God – Insubstantial and formless?

When I was a young boy, I looked up to the sky to see where God may be. I was then taught that God is unknowable; and so we pray to various deities. The deities are manifestations of God. Each deity represents one or more attributes of God or realms of human existence, eg. Pilleyar (Ganesha) as the God of Learning.

Each evening, before dinner, bathed and freshly dressed, we prayed to the deities hanging as pictures in a corner of a room curtained off as a prayer space. We went to the Ganesha temple regularly. We hoped for heavenly intervention with our studies, health, and survival in a foreign country. We accepted that there is only one God, the Creator of all that is. Our approach to God was through rituals performed by priests. Our priesthood does not control us.

From age 24, when I began to read about religion (and religions), I became aware of: religious belief as an innate human drive; the diversity of origins and the resulting religious institutions, some of which are unduly competitive and incomprehensively intolerant; but also of the two shared core beliefs of our great religious teachers (the rest of theology being dogma).

While hoping for a universal acceptance that we humans are co-created, and thereby bonded to one another morally (a vain hope, yet), I find that Hinduism, the only religion offering me an understanding of the place of humanity within a very complex cosmology, posits God as Consciousness – ever-existing and all –pervasive; and lacking both form and substance, while participating within all humans. All existence is also posited as cyclical (with cycles wrapping around smaller cycles), the largest cycle measuring 3.11trillion years!

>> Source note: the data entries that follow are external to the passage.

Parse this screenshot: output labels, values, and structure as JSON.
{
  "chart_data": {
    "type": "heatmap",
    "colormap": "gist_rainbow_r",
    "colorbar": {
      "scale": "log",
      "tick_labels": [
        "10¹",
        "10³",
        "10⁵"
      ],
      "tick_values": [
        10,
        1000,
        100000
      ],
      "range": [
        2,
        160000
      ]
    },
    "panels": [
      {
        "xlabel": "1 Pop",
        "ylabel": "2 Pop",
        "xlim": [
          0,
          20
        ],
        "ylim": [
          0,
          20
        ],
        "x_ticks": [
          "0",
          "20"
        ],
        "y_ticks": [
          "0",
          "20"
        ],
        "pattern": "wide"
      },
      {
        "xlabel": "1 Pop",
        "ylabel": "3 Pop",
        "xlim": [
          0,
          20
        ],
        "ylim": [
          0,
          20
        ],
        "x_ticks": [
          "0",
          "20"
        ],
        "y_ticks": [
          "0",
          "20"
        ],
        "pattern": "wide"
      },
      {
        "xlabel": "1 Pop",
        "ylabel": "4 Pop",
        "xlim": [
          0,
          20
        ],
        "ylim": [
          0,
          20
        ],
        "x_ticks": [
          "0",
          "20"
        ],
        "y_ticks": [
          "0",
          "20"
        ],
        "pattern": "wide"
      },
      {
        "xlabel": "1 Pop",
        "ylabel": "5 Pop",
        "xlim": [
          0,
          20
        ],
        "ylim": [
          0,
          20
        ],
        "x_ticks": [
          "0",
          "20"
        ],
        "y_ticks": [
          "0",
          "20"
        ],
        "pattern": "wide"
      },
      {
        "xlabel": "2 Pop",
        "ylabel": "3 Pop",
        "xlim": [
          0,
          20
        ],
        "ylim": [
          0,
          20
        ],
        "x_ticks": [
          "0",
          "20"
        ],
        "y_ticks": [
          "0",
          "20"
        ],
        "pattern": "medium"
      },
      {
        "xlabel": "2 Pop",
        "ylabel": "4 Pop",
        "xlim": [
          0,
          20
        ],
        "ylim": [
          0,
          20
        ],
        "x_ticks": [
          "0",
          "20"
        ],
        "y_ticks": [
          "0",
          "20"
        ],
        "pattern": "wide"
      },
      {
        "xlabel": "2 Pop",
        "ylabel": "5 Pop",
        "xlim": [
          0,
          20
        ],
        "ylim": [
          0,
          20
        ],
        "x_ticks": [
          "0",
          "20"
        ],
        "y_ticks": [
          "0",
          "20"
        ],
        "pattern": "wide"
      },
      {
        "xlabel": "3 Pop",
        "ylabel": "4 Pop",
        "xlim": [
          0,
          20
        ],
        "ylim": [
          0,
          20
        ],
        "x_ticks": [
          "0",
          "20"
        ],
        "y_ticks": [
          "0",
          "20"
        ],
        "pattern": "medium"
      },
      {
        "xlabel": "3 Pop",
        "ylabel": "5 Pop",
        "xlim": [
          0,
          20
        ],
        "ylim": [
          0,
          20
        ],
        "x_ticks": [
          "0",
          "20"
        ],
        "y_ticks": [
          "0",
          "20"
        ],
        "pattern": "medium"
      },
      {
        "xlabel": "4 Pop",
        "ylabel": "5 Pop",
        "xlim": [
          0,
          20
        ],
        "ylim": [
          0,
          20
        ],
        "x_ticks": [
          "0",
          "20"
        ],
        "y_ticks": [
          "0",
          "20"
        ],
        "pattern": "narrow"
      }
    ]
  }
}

Birth, growth and destruction apply to the Cosmos. (Sound familiar?) What is the meaning of all this? As I understand it, we arise from the Ocean of Consciousness (God?), and after many lifetimes of being polished morally, to return to that Ocean (God). This gives me meaning in existence, and an acceptance of the perturbations and sufferings that life on Earth inevitably entails – as we learn from significant experiences.

Life is indeed for learning, as said by Dr. Radhakrishnan, a former President of India.